Winter has come to Bajtocja. Bajtazar, a snowplow driver, was not caught off guard and set out to clear the streets of Bajtogród.

The road network in Bajtogród consists of $n$ intersections connected by $n-1$ bidirectional streets. From every intersection, it is possible to reach any other intersection by exactly one path consisting of one or more streets without turning back.

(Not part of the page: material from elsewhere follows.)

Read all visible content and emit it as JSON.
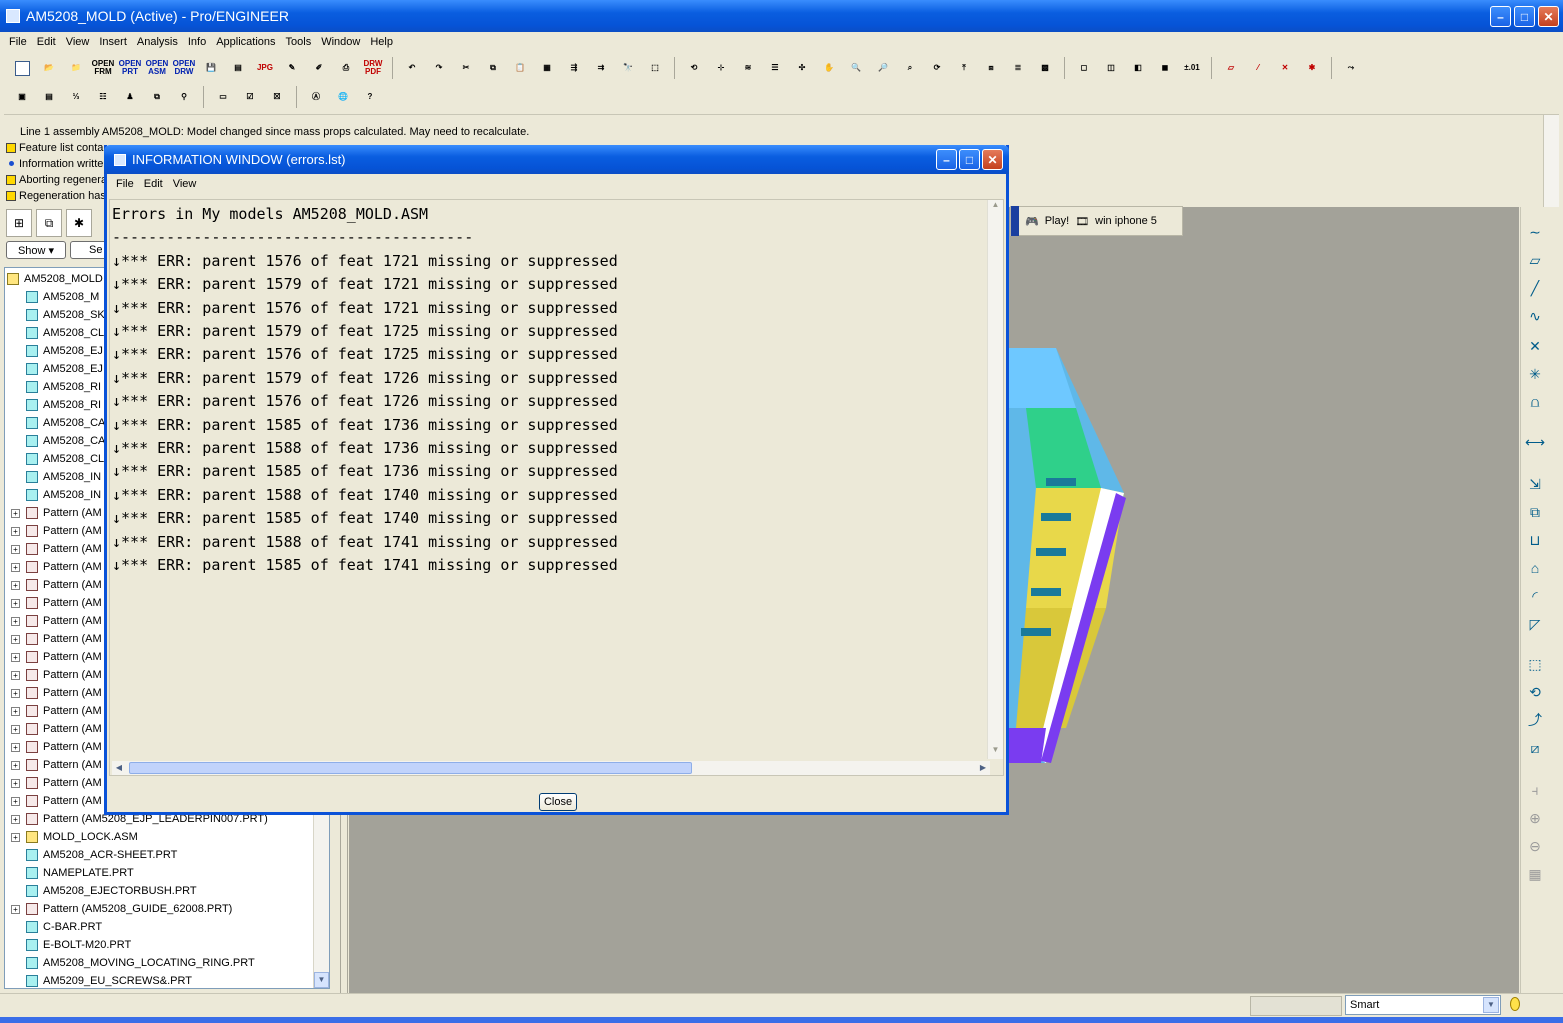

Snow falls continuously, so the streets must be constantly cleared again. For each street, Bajtazar knows the minimum number of times it must be cleared during the day (it does not matter to him at what moments of the day he does this). Bajtazar can start clearing at any intersection. He would like to plan his work so that the total number of streets traversed is as small as possible. Naturally, traversing the same street multiple times counts multiple times.

Input

The first line of input contains a single integer $n$ ($2 \le n \le 500\,000$) representing the number of intersections in Bajtogród. The next $n-1$ lines describe the individual streets. Each of these lines contains three integers $a_{i}$, $b_{i}$, $d_{i}$ ($1 \le a_i, b_i \le n$, $a_i \ne b_i$, $1 \le d_i \le 100\,000$) indicating that intersections $a_{i}$ and $b_{i}$ are connected by a bidirectional street that must be cleared at least $d_{i}$ times during the day.

Output

Output a single line containing the minimum number of streets Bajtazar must traverse to satisfy the given requirements.

Examples

Input 1

6
1 2 1
2 3 1
3 5 2
5 4 1
5 6 1

Output 1

8

Note

Bajtazar's optimal route traverses eight streets: 1 → 2 → 3 → 5 → 4 → 5 → 6 → 5 → 3.